Edição nº 1669 - 16 de dezembro de 2020

Maria de Lurdes Gouveia Barata
UM NATAL COM LUZ DE NATAL, MAS DIFERENTE

É Natal! É Natal! É tempo de se ouvir a tradicional e batida frase. É ainda tempo de se ouvir o Natal é todos os dias, para os mais desligados da época, mas nem sempre os sentimentos evocados para a época natalícia são deduzidos pelas acções praticadas. Há muito para dizer sobre a solidariedade humana… Como diz António Gedeão em «Dia de Natal»: «Hoje é dia de ser bom. / É dia de passar a mão pelo rosto das crianças, / de falar e de ouvir com mavioso tom, / de abraçar toda a gente e de oferecer lembranças. // É dia de pensar nos outros (…). O sarcasmo, no desenvolvimento do longo poema, traduz uma antinomia entre parecer e ser, pelas atitudes humanas.
Tempo de lojas. Há muito que o Natal se pratica na fúria do consumo. Tempo de luzes. Luzes motivadoras de bons sentimentos, de emoções ligadas à beleza. Deslumbram os olhos e o coração. Apaziguam. É forte a utilização do termo luz. A LUZ torna-se metáfora ligada à esperança: a luz ao fundo do túnel – o túnel é escuro e a luz ao fundo traz a libertação. A luz sucede às trevas, torna-se arauto de optimismo. Ver a luz ao fundo do túnel é esperar a vacina tão desejada para o Covid, é esperar ter luz verde para a sua aplicação…
A mãe dá à luz o filho, o filho abre os olhos à luz, à vida.
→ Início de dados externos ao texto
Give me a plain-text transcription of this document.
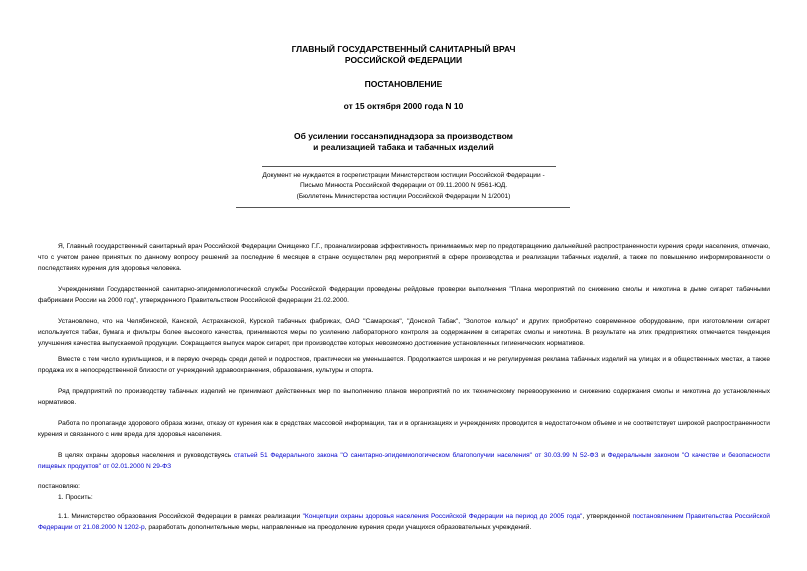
ГЛАВНЫЙ ГОСУДАРСТВЕННЫЙ САНИТАРНЫЙ ВРАЧ
РОССИЙСКОЙ ФЕДЕРАЦИИ
ПОСТАНОВЛЕНИЕ
от 15 октября 2000 года N 10
Об усилении госсанэпиднадзора за производством
и реализацией табака и табачных изделий
Документ не нуждается в госрегистрации Министерством юстиции Российской Федерации -
Письмо Минюста Российской Федерации от 09.11.2000 N 9561-ЮД.
(Бюллетень Министерства юстиции Российской Федерации N 1/2001)
Я, Главный государственный санитарный врач Российской Федерации Онищенко Г.Г., проанализировав эффективность принимаемых мер по предотвращению дальнейшей распространенности курения среди населения, отмечаю, что с учетом ранее принятых по данному вопросу решений за последние 6 месяцев в стране осуществлен ряд мероприятий в сфере производства и реализации табачных изделий, а также по повышению информированности о последствиях курения для здоровья человека.
Учреждениями Государственной санитарно-эпидемиологической службы Российской Федерации проведены рейдовые проверки выполнения "Плана мероприятий по снижению смолы и никотина в дыме сигарет табачными фабриками России на 2000 год", утвержденного Правительством Российской федерации 21.02.2000.
Установлено, что на Челябинской, Канской, Астраханской, Курской табачных фабриках, ОАО "Самарская", "Донской Табак", "Золотое кольцо" и других приобретено современное оборудование, при изготовлении сигарет используется табак, бумага и фильтры более высокого качества, принимаются меры по усилению лабораторного контроля за содержанием в сигаретах смолы и никотина. В результате на этих предприятиях отмечается тенденция улучшения качества выпускаемой продукции. Сокращается выпуск марок сигарет, при производстве которых невозможно достижение установленных гигиенических нормативов.
Вместе с тем число курильщиков, и в первую очередь среди детей и подростков, практически не уменьшается. Продолжается широкая и не регулируемая реклама табачных изделий на улицах и в общественных местах, а также продажа их в непосредственной близости от учреждений здравоохранения, образования, культуры и спорта.
Ряд предприятий по производству табачных изделий не принимают действенных мер по выполнению планов мероприятий по их техническому перевооружению и снижению содержания смолы и никотина до установленных нормативов.
Работа по пропаганде здорового образа жизни, отказу от курения как в средствах массовой информации, так и в организациях и учреждениях проводится в недостаточном объеме и не соответствует широкой распространенности курения и связанного с ним вреда для здоровья населения.
В целях охраны здоровья населения и руководствуясь статьей 51 Федерального закона "О санитарно-эпидемиологическом благополучии населения" от 30.03.99 N 52-ФЗ и Федеральным законом "О качестве и безопасности пищевых продуктов" от 02.01.2000 N 29-ФЗ
постановляю:
1. Просить:
1.1. Министерство образования Российской Федерации в рамках реализации "Концепции охраны здоровья населения Российской Федерации на период до 2005 года", утвержденной постановлением Правительства Российской Федерации от 21.08.2000 N 1202-р, разработать дополнительные меры, направленные на преодоление курения среди учащихся образовательных учреждений.
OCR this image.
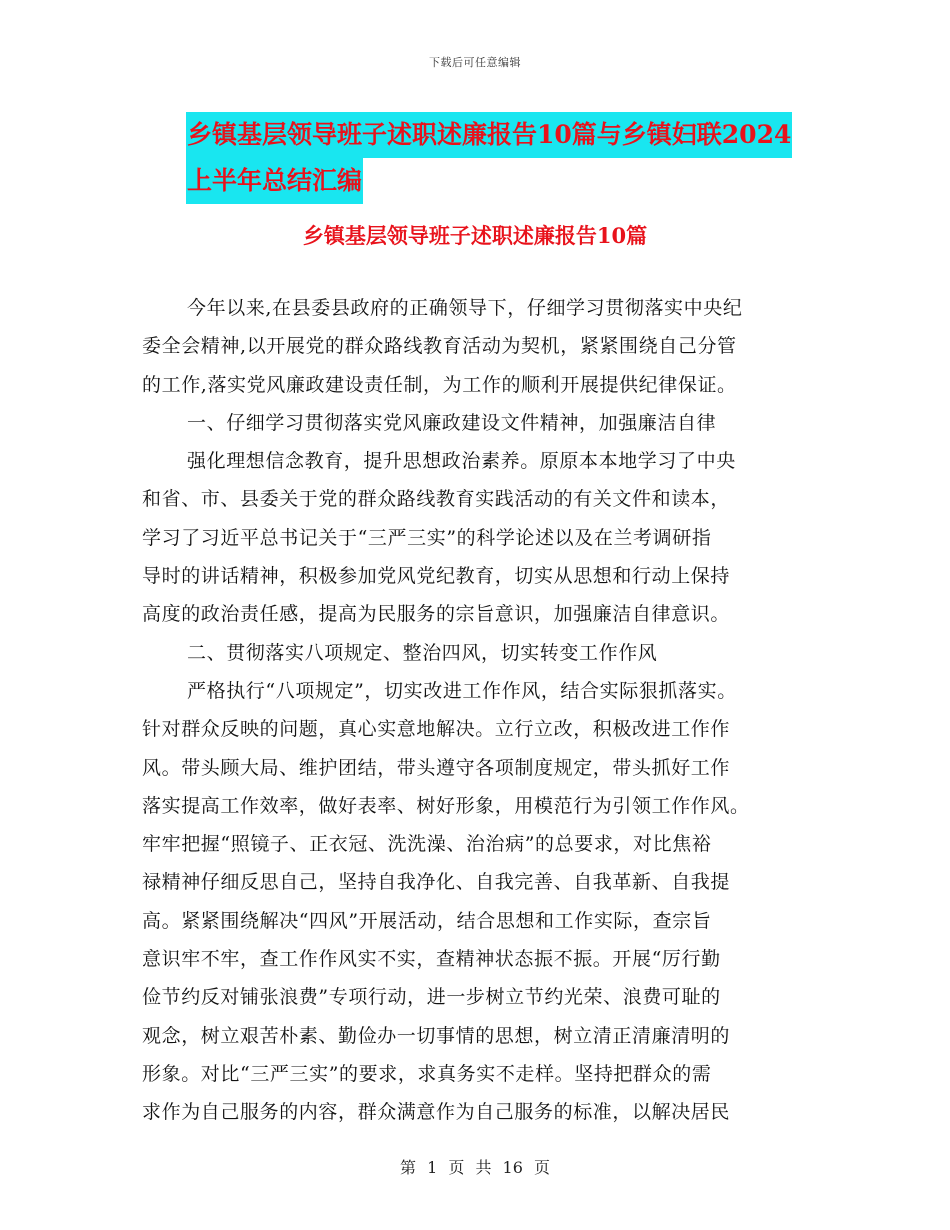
下载后可任意编辑
乡镇基层领导班子述职述廉报告10篇与乡镇妇联2024
上半年总结汇编
乡镇基层领导班子述职述廉报告10篇
今年以来,在县委县政府的正确领导下，仔细学习贯彻落实中央纪
委全会精神,以开展党的群众路线教育活动为契机，紧紧围绕自己分管
的工作,落实党风廉政建设责任制，为工作的顺利开展提供纪律保证。
一、仔细学习贯彻落实党风廉政建设文件精神，加强廉洁自律
强化理想信念教育，提升思想政治素养。原原本本地学习了中央
和省、市、县委关于党的群众路线教育实践活动的有关文件和读本，
学习了习近平总书记关于“三严三实”的科学论述以及在兰考调研指
导时的讲话精神，积极参加党风党纪教育，切实从思想和行动上保持
高度的政治责任感，提高为民服务的宗旨意识，加强廉洁自律意识。
二、贯彻落实八项规定、整治四风，切实转变工作作风
严格执行“八项规定”，切实改进工作作风，结合实际狠抓落实。
针对群众反映的问题，真心实意地解决。立行立改，积极改进工作作
风。带头顾大局、维护团结，带头遵守各项制度规定，带头抓好工作
落实提高工作效率，做好表率、树好形象，用模范行为引领工作作风。
牢牢把握“照镜子、正衣冠、洗洗澡、治治病”的总要求，对比焦裕
禄精神仔细反思自己，坚持自我净化、自我完善、自我革新、自我提
高。紧紧围绕解决“四风”开展活动，结合思想和工作实际，查宗旨
意识牢不牢，查工作作风实不实，查精神状态振不振。开展“厉行勤
俭节约反对铺张浪费”专项行动，进一步树立节约光荣、浪费可耻的
观念，树立艰苦朴素、勤俭办一切事情的思想，树立清正清廉清明的
形象。对比“三严三实”的要求，求真务实不走样。坚持把群众的需
求作为自己服务的内容，群众满意作为自己服务的标准，以解决居民
第 1 页 共 16 页
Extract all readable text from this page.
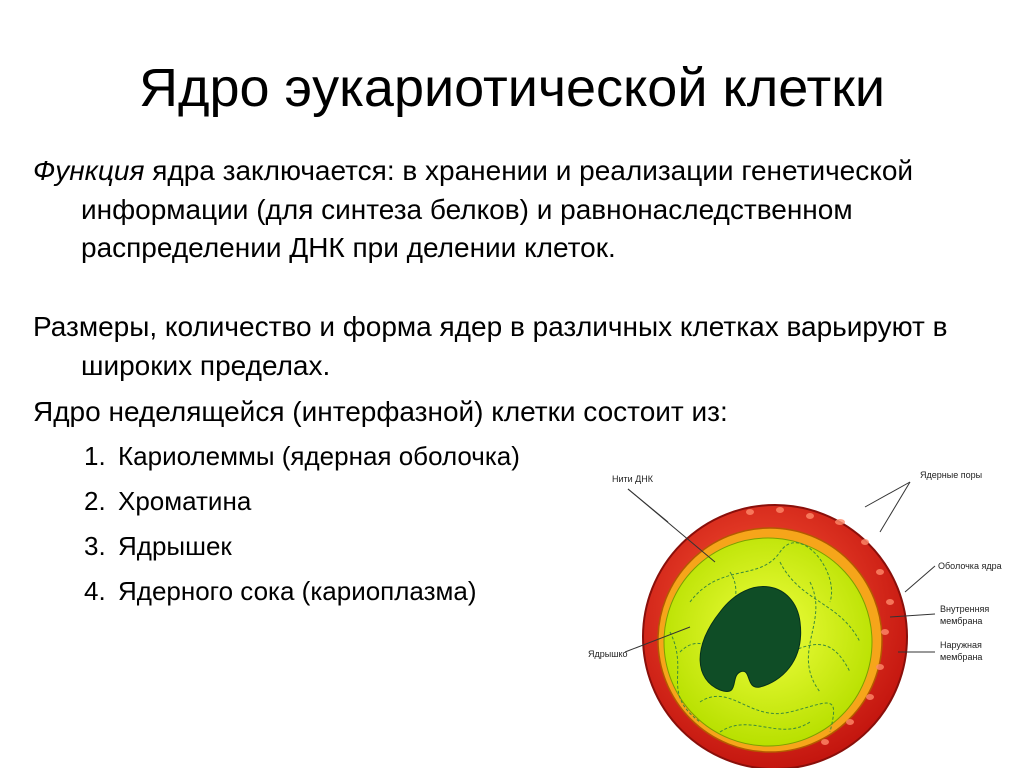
Ядро эукариотической клетки

Функция ядра заключается: в хранении и реализации генетической информации (для синтеза белков) и равнонаследственном распределении ДНК при делении клеток.

Размеры, количество и форма ядер в различных клетках варьируют в широких пределах.

Ядро неделящейся (интерфазной) клетки состоит из:

1. Кариолеммы (ядерная оболочка)
2. Хроматина
3. Ядрышек
4. Ядерного сока (кариоплазма)
Нити ДНК	Ядерные поры
Оболочка ядра
Внутренняя
мембрана
Наружная
мембрана
Ядрышко
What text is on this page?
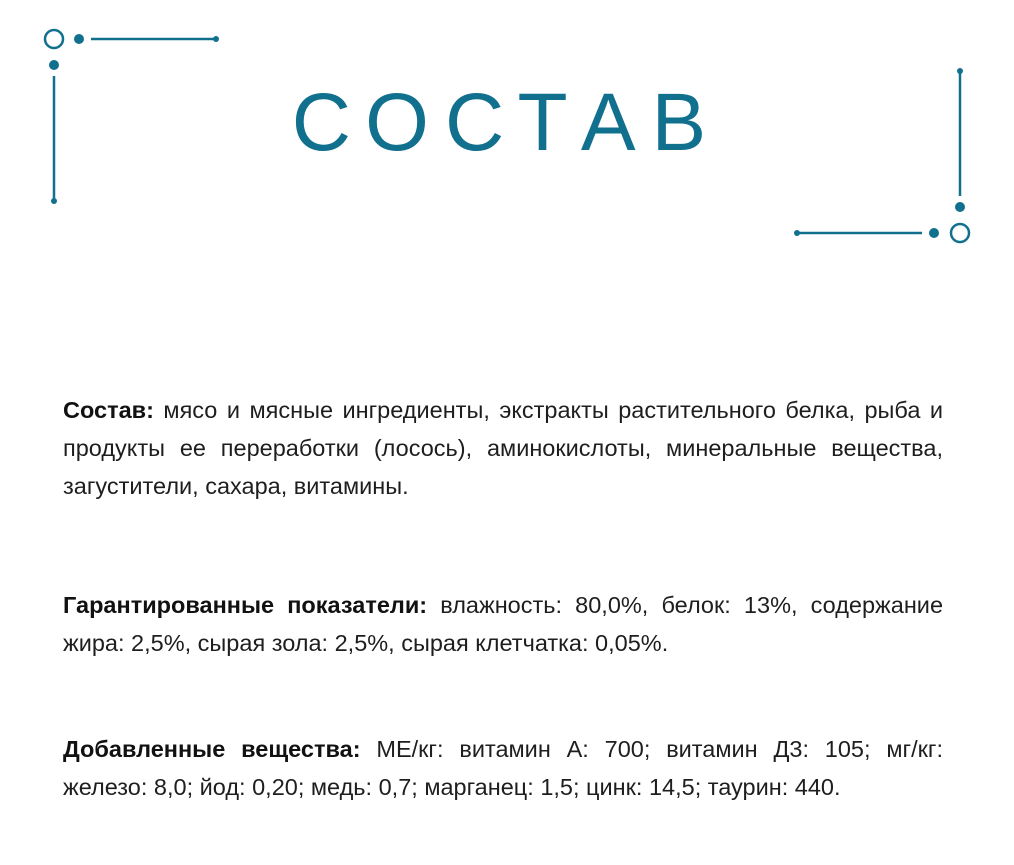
СОСТАВ
Состав: мясо и мясные ингредиенты, экстракты растительного белка, рыба и продукты ее переработки (лосось), аминокислоты, минеральные вещества, загустители, сахара, витамины.
Гарантированные показатели: влажность: 80,0%, белок: 13%, содержание жира: 2,5%, сырая зола: 2,5%, сырая клетчатка: 0,05%.
Добавленные вещества: МЕ/кг: витамин А: 700; витамин Д3: 105; мг/кг: железо: 8,0; йод: 0,20; медь: 0,7; марганец: 1,5; цинк: 14,5; таурин: 440.
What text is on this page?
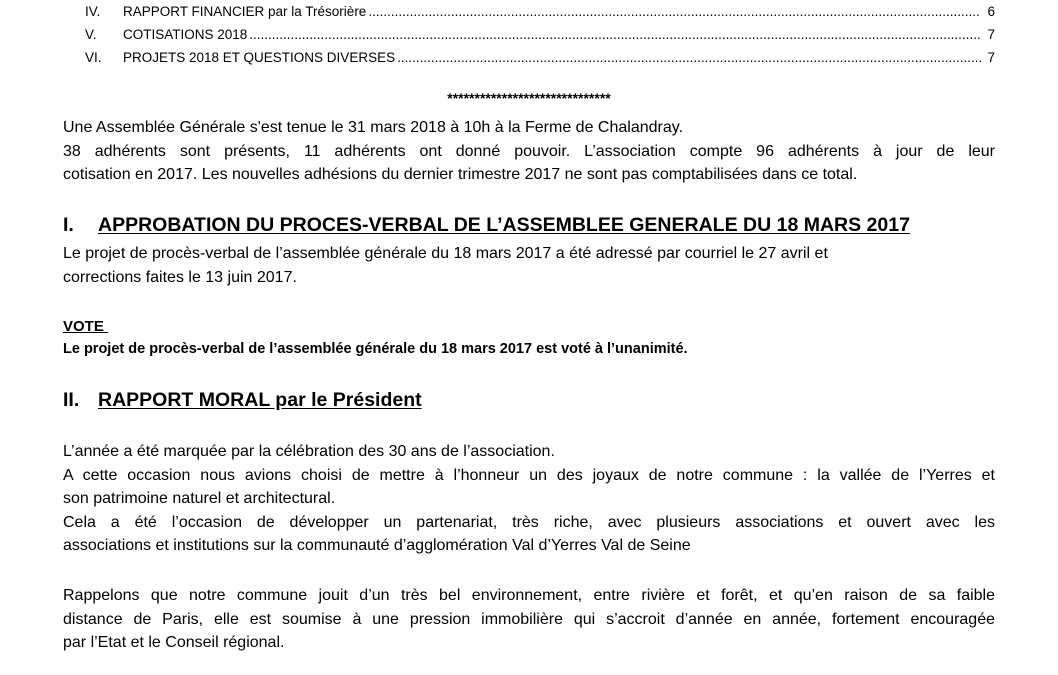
IV.	RAPPORT FINANCIER par la Trésorière .....	6
V.	COTISATIONS 2018 .....	7
VI.	PROJETS 2018 ET QUESTIONS DIVERSES .....	7
******************************
Une Assemblée Générale s'est tenue le 31 mars 2018 à 10h à la Ferme de Chalandray.
38 adhérents sont présents, 11 adhérents ont donné pouvoir. L’association compte 96 adhérents à jour de leur
cotisation en 2017. Les nouvelles adhésions du dernier trimestre 2017 ne sont pas comptabilisées dans ce total.
I. APPROBATION DU PROCES-VERBAL DE L’ASSEMBLEE GENERALE DU 18 MARS 2017
Le projet de procès-verbal de l’assemblée générale du 18 mars 2017 a été adressé par courriel le 27 avril et
corrections faites le 13 juin 2017.
VOTE
Le projet de procès-verbal de l’assemblée générale du 18 mars 2017 est voté à l’unanimité.
II. RAPPORT MORAL par le Président
L’année a été marquée par la célébration des 30 ans de l’association.
A cette occasion nous avions choisi de mettre à l’honneur un des joyaux de notre commune : la vallée de l’Yerres et
son patrimoine naturel et architectural.
Cela a été l’occasion de développer un partenariat, très riche, avec plusieurs associations et ouvert avec les
associations et institutions sur la communauté d’agglomération Val d’Yerres Val de Seine
Rappelons que notre commune jouit d’un très bel environnement, entre rivière et forêt, et qu’en raison de sa faible
distance de Paris, elle est soumise à une pression immobilière qui s’accroit d’année en année, fortement encouragée
par l’Etat et le Conseil régional.
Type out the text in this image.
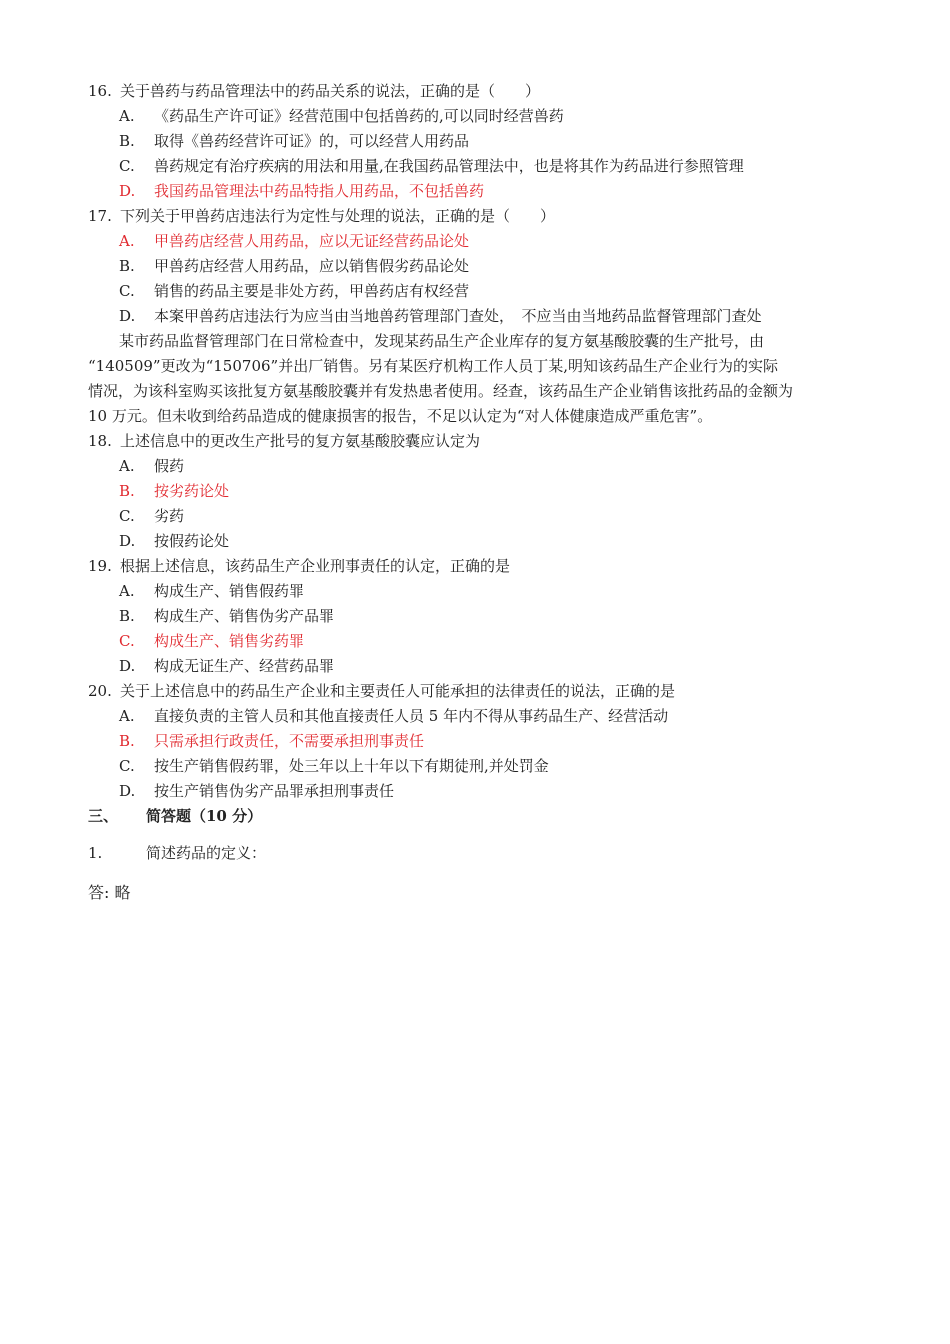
16. 关于兽药与药品管理法中的药品关系的说法，正确的是（　　）
A. 《药品生产许可证》经营范围中包括兽药的,可以同时经营兽药
B. 取得《兽药经营许可证》的，可以经营人用药品
C. 兽药规定有治疗疾病的用法和用量,在我国药品管理法中，也是将其作为药品进行参照管理
D. 我国药品管理法中药品特指人用药品，不包括兽药
17. 下列关于甲兽药店违法行为定性与处理的说法，正确的是（　　）
A. 甲兽药店经营人用药品，应以无证经营药品论处
B. 甲兽药店经营人用药品，应以销售假劣药品论处
C. 销售的药品主要是非处方药，甲兽药店有权经营
D. 本案甲兽药店违法行为应当由当地兽药管理部门查处，　不应当由当地药品监督管理部门查处
某市药品监督管理部门在日常检查中，发现某药品生产企业库存的复方氨基酸胶囊的生产批号，由
“140509”更改为“150706”并出厂销售。另有某医疗机构工作人员丁某,明知该药品生产企业行为的实际
情况，为该科室购买该批复方氨基酸胶囊并有发热患者使用。经查，该药品生产企业销售该批药品的金额为
10 万元。但未收到给药品造成的健康损害的报告，不足以认定为“对人体健康造成严重危害”。
18. 上述信息中的更改生产批号的复方氨基酸胶囊应认定为
A. 假药
B. 按劣药论处
C. 劣药
D. 按假药论处
19. 根据上述信息，该药品生产企业刑事责任的认定，正确的是
A. 构成生产、销售假药罪
B. 构成生产、销售伪劣产品罪
C. 构成生产、销售劣药罪
D. 构成无证生产、经营药品罪
20. 关于上述信息中的药品生产企业和主要责任人可能承担的法律责任的说法，正确的是
A. 直接负责的主管人员和其他直接责任人员 5 年内不得从事药品生产、经营活动
B. 只需承担行政责任，不需要承担刑事责任
C. 按生产销售假药罪，处三年以上十年以下有期徒刑,并处罚金
D. 按生产销售伪劣产品罪承担刑事责任
三、 简答题（10 分）
1.	简述药品的定义：
答: 略
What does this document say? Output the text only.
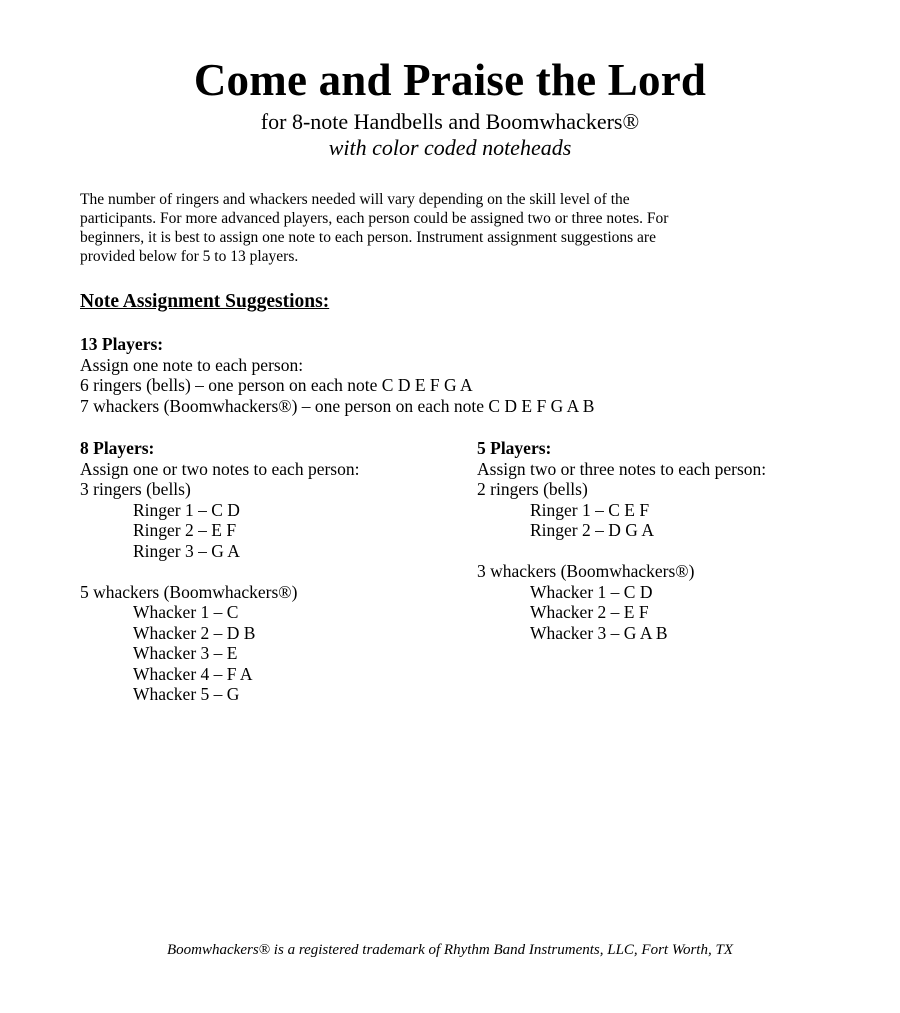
Come and Praise the Lord
for 8-note Handbells and Boomwhackers®
with color coded noteheads

The number of ringers and whackers needed will vary depending on the skill level of the

participants. For more advanced players, each person could be assigned two or three notes. For

beginners, it is best to assign one note to each person. Instrument assignment suggestions are

provided below for 5 to 13 players.

Note Assignment Suggestions:
13 Players:
Assign one note to each person:
6 ringers (bells) – one person on each note C D E F G A
7 whackers (Boomwhackers®) – one person on each note C D E F G A B
8 Players:
Assign one or two notes to each person:
3 ringers (bells)
Ringer 1 – C D
Ringer 2 – E F
Ringer 3 – G A
5 whackers (Boomwhackers®)
Whacker 1 – C
Whacker 2 – D B
Whacker 3 – E
Whacker 4 – F A
Whacker 5 – G
5 Players:
Assign two or three notes to each person:
2 ringers (bells)
Ringer 1 – C E F
Ringer 2 – D G A
3 whackers (Boomwhackers®)
Whacker 1 – C D
Whacker 2 – E F
Whacker 3 – G A B
Boomwhackers® is a registered trademark of Rhythm Band Instruments, LLC, Fort Worth, TX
Luz e vida estão em simbiose no acto de viver, porém determinam a oposição fechar os olhos à luz, que traz a morte e o fim. Curiosamente, fechar os olhos à luz pode ser interpretado como recusa do conhecimento, não querer ver, não querer ouvir. Conjuntamente, da discussão nasce a luz arrasta a ideia de que dialogar pode esclarecer, dar luz, dar conhecimento. A insistência no acto de conhecer está ainda presente no ter umas luzes sobre determinado assunto que vem fazer a defesa de não ignorar completamente, ter algum conhecimento.
A luz entra assim em glória. O próprio Deus manifesta-se em luz. Na luz reivindica-se a vida e a felicidade, ao contrário do que acontece com as trevas. Um período de trevas envolve-se de obscuridade de compreensão, de ausência de conhecimento, de medos, prenunciando castigos, perdição, morte. A luz associa-se ainda à força do amor, os enamorados sentem a sedução da luz do olhar recíproco, um olhar sem luz é um olhar sem vida.
Comecei pelas luzes de Natal e perdi-me em digressões sobre a luz. Mas ainda bem, porque era oportuno. Ao Natal associa-se a luz e a vida e a hipótese de renovação. É grande o encantamento pelas árvores de Natal cheias de estrelas cintilantes, fabricadas na tentativa de imitação, que piscam olhos nas montras, nas ruas, nas varandas, na intimidade dos lares e sei lá que mais…
Todavia, este Natal que continua a tradição das luzes, será um Natal diferente, com uma avaliação que projecta o receio, impedindo convívios alargados, perturbando a despreocupação e o à vontade dos ambientes de festas de família, de efusões afectivas, de conversas ciciadas com proximidade física. É um Natal para contar como história má do ano 2020, ou simplesmente esquecer… Mas em que momento futuro? Será tempo (como diz ainda o poema referido anteriormente de António Gedeão) de meditar sobre a nossa existência, tão efémera e tão séria.
Mesmo assim Natal. Mais um Natal que entretece ilusões no mais íntimo de cada um. O Natal que traz a presença do que é divino. Como diz Torga na 2ª estância do poema «Natal» (1974): «Natal da fraternidade / Solenemente jurada / Num contraponto em surdina. / A imagem da humanidade / Terrenamente nevada / Dum halo de luz divina.». Um Natal com a ameaça de guerra e mal estar com o Covid. A brevidade de mais um Natal, que um poema de António Salvado, do livro Tropos, nos deixa:

NATAL
Que nos trazes a não ser
lágrimas cada vez mais,
natal eterno a nascer
de outros natais…
Ligeira esperança que toca
os nossos olhos molhados
e o sangue da nossa boca,
amordaçados…

Ah bruxuleante luz
acenando ao longe em vão
e que a dor nos reproduz
em ilusão…
Ternura dum breve instante
que o próprio instante desterra,
morta no facto constante
de tanta guerra…

Mesmo assim Natal, repito. Mesmo assim momento de ternura. Natal com Luz, mesmo que seja de estrelas fabricadas.